Moy: I think that we are viewed broadly in the policy community as the annual nag. They think another year—they're going to nag us and say that there are quality problems, and there are disparities problems again. I think nagging is one of those things that, to some degree, gets people going at times.
RA: So, are you a nag?
Moy: I guess so. Having that chronic person in the background saying, "Oh, don't forget to do something about quality and disparities" serves an important role. I think we're also part of a bigger chorus that is harping on quality and disparity issues. Even though we can't point to concrete dramatic changes, my observation over time is that—at least in the last decade working on these issues—quality has evolved significantly.
When we first started, we heard, "Measuring quality is really hard, and we can't do it, and we're not sure it really helps." Well, we don't hear that anymore. They now assume that not only does quality need to be measured, it needs to be demonstrated. HMOs, employers, insurers, everybody requires you to do it. Instead of "don't measure," we now hear "use this new measure because it is better than that old measure."
The nature and quality of the conversation, I think, has shifted dramatically, and I think quality has improved as a consequence. Disparities have always been a little bit further behind, but I think that it has also evolved along a parallel pathway. We're seeing private organizations and States doing research into quality and disparities. And we have strong initiatives by the Federal Government to try to request that people who receive Federal monies collect information about race, ethnicity, and language so we can target interventions and address this issue more seriously.
RA: You sound optimistic.
Moy: I am. The underlying context for this is that every year we see quality of care improving. Every year, it's up 2 percent, up 2 percent, up 1 percent, up 3 percent. If you look over a decade, it's a sizeable amount. We've seen improvements of 15 to 20 percent, if you sum them up over a decade. And that's the context. It makes sense that providers want to deliver good quality care and insurers want to purchase good quality care. Therefore, even if we just keep on doing what we're doing, we're heading in the right direction.
RA: And what about disparities? Do you see that same gradual improvement?
Moy: In disparities, we've seen less improvement. Although if you examine our data with a very fine-toothed comb, you start to see that more disparities are reducing than increasing. Most disparities aren't really changing to a significant degree, but if you look at the extremes of what's getting better and what's getting worse, more of it's getting better than getting worse.
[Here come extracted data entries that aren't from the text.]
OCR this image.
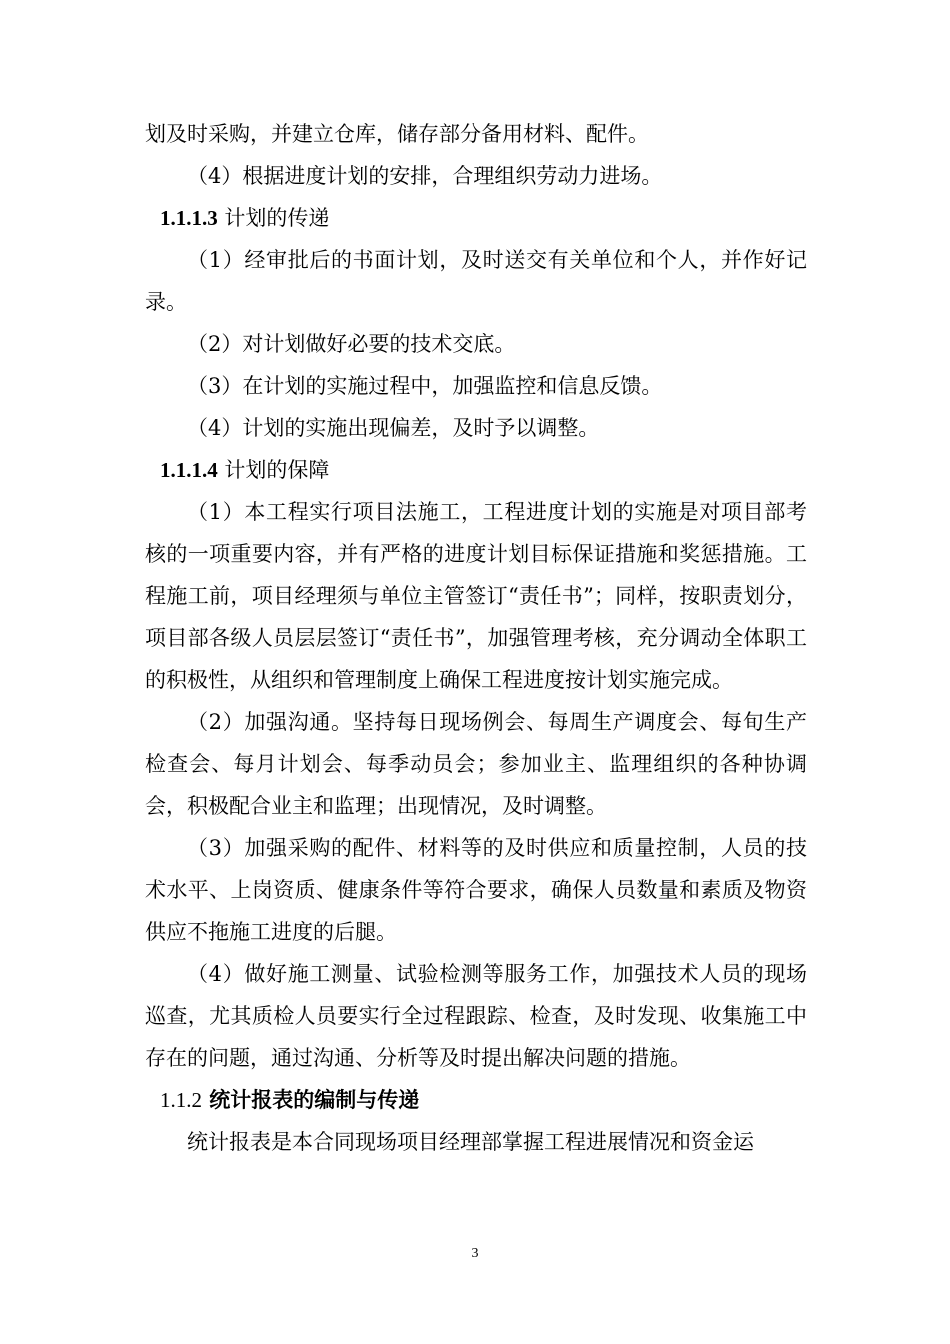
划及时采购，并建立仓库，储存部分备用材料、配件。

（4）根据进度计划的安排，合理组织劳动力进场。

1.1.1.3 计划的传递

（1）经审批后的书面计划，及时送交有关单位和个人，并作好记录。

（2）对计划做好必要的技术交底。

（3）在计划的实施过程中，加强监控和信息反馈。

（4）计划的实施出现偏差，及时予以调整。

1.1.1.4 计划的保障

（1）本工程实行项目法施工，工程进度计划的实施是对项目部考核的一项重要内容，并有严格的进度计划目标保证措施和奖惩措施。工程施工前，项目经理须与单位主管签订“责任书”；同样，按职责划分，项目部各级人员层层签订“责任书”，加强管理考核，充分调动全体职工的积极性，从组织和管理制度上确保工程进度按计划实施完成。

（2）加强沟通。坚持每日现场例会、每周生产调度会、每旬生产检查会、每月计划会、每季动员会；参加业主、监理组织的各种协调会，积极配合业主和监理；出现情况，及时调整。

（3）加强采购的配件、材料等的及时供应和质量控制，人员的技术水平、上岗资质、健康条件等符合要求，确保人员数量和素质及物资供应不拖施工进度的后腿。

（4）做好施工测量、试验检测等服务工作，加强技术人员的现场巡查，尤其质检人员要实行全过程跟踪、检查，及时发现、收集施工中存在的问题，通过沟通、分析等及时提出解决问题的措施。

1.1.2 统计报表的编制与传递

统计报表是本合同现场项目经理部掌握工程进展情况和资金运

3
One of the big impediments with this disparities issue is that in our society, minorities tend to have lower socioeconomic status and to have more problems getting insurance. Not dealing with the insurance issues in our country has been a major impediment. But with the Affordable Care Act, we hope that that will take away a major barrier at least for many minorities.
RA: How do you view the ultimate goal of the reports?
Moy: I think the goal of these reports is to make them no longer essential. If we can achieve a culture in health care where people always think about how to improve quality and reduce disparities whenever they deliver care, then these reports will no longer be necessary. I think the goal is to nag until we achieve victory, and then we can go away.